Range Sum Query - Mutable

Jul 5, 2021

Leetcode

Given an integer array nums, handle multiple queries of the following types:

  1. Update the value of an element in nums.

  2. Calculate the sum of the elements of nums between indices left and right inclusive where left <= right.

Implement the NumArray class:

  • NumArray(int[] nums) Initializes the object with the integer array nums.

  • void update(int index, int val) Updates the value of nums[index] to be val.

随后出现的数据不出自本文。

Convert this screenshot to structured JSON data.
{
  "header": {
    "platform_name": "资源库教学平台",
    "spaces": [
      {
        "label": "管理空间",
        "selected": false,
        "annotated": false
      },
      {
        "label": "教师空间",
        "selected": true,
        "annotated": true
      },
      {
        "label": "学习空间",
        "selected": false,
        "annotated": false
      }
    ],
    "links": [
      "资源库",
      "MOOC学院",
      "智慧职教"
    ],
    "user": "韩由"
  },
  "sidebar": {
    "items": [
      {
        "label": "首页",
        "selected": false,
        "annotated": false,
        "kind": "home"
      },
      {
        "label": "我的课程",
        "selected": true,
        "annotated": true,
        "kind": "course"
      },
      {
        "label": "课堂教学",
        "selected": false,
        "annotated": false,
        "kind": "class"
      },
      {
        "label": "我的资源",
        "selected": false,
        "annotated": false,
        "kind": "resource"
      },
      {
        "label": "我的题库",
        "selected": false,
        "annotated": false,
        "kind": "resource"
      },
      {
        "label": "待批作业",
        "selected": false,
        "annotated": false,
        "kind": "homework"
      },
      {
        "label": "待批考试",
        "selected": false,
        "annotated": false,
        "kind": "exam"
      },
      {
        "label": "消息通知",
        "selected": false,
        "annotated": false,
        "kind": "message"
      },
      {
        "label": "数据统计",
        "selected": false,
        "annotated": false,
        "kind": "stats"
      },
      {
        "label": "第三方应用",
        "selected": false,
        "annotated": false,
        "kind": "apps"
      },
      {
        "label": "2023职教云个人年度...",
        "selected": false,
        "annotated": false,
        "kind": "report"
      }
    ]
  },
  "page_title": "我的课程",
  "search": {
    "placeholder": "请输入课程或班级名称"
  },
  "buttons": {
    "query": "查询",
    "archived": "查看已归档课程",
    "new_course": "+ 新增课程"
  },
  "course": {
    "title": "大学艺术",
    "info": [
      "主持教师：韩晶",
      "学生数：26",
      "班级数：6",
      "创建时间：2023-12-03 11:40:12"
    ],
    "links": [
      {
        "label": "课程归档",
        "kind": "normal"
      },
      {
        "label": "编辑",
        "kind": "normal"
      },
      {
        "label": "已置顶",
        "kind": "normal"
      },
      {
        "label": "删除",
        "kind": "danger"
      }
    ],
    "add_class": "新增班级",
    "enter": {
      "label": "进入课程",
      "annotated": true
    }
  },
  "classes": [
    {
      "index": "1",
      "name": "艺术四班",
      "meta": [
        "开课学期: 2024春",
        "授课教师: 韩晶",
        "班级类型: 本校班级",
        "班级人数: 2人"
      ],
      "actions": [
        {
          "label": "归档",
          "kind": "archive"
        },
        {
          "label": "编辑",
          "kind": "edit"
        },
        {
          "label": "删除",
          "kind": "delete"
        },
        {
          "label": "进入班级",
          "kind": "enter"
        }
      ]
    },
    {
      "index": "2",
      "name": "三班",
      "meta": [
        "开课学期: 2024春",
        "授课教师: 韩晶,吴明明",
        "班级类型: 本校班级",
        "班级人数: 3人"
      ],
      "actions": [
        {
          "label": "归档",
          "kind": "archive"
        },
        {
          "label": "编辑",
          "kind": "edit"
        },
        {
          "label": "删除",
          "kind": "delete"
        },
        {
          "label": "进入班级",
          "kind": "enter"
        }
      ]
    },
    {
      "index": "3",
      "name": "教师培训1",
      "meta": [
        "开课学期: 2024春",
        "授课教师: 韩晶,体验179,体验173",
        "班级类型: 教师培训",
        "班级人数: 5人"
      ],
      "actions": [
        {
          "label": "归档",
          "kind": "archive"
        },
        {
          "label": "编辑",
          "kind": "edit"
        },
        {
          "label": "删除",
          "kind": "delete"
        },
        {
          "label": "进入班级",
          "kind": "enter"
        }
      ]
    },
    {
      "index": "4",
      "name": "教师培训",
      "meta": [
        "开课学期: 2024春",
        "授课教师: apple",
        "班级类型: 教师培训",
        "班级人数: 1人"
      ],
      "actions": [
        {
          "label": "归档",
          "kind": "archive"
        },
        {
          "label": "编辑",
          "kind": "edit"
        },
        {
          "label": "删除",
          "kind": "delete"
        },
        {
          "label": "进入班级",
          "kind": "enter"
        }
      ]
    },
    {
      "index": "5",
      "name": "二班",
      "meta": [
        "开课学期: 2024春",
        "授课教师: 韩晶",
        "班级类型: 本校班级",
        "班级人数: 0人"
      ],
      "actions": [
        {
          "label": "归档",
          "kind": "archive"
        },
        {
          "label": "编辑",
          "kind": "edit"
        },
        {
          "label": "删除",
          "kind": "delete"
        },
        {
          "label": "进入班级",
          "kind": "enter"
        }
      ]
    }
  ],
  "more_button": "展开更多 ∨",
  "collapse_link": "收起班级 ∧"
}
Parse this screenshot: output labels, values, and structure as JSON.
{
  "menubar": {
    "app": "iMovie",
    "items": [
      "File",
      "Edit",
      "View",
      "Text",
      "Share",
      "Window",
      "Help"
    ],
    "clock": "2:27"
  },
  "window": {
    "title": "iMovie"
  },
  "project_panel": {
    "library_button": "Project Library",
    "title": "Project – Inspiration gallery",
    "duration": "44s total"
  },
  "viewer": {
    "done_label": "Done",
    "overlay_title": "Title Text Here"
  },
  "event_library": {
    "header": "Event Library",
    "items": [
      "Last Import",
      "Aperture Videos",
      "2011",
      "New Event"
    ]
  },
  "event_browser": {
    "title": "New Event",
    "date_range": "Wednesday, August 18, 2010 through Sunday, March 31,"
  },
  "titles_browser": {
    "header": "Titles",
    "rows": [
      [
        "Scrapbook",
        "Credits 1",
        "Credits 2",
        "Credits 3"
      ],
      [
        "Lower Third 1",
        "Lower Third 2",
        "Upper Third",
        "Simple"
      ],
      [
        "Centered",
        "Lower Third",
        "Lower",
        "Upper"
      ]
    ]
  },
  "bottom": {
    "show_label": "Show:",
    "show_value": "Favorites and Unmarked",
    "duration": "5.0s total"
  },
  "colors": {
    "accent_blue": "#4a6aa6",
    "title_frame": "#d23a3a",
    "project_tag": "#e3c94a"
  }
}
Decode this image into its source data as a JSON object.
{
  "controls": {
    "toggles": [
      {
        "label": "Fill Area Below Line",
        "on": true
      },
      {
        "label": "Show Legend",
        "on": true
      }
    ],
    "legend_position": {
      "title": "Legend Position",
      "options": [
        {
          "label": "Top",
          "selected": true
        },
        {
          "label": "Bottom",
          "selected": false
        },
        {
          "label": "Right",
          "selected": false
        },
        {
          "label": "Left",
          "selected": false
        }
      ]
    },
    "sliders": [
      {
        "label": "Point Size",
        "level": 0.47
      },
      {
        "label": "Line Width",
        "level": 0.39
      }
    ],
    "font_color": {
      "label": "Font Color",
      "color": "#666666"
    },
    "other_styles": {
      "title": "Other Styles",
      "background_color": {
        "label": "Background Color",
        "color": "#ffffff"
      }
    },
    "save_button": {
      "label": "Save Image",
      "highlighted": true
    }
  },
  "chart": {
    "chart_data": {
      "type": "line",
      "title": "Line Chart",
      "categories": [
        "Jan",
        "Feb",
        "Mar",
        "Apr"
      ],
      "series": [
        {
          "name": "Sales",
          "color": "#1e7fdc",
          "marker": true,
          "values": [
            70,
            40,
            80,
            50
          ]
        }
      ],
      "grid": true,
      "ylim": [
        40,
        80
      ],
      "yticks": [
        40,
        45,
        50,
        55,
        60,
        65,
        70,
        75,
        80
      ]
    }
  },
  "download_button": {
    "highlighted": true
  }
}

  • int sumRange(int left, int right) Returns the sum of the elements of nums between indices left and right inclusive (i.e. nums[left] + nums[left + 1] + ... + nums[right]).

Example 1:

Input
["NumArray", "sumRange", "update", "sumRange"]
[[[1, 3, 5]], [0, 2], [1, 2], [0, 2]]
Output
[null, 9, null, 8]

Explanation
NumArray numArray = new NumArray([1, 3, 5]);
numArray.sumRange(0, 2); // return 1 + 3 + 5 = 9
numArray.update(1, 2);   // nums = [1, 2, 5]
numArray.sumRange(0, 2); // return 1 + 2 + 5 = 8

Constraints:

  • 1 <= nums.length <= 3 * 104

  • -100 <= nums[i] <= 100

  • 0 <= index < nums.length

  • -100 <= val <= 100

  • 0 <= left <= right < nums.length

  • At most 3 * 104 calls will be made to update and sumRange.

Basic Idea:

这道题目就是典型的线段树的应用,利用线段树可以支持此题中所要求的update和range sum query操作,时间复杂度为 O(logN) update, O(logN) query.

对时间复杂度的解释:

  1. 整个树的高度为 log2(n) ,而在一次query中每层最多access 2个node,所以最多为 O(2 * log2(n))=O(log2(n))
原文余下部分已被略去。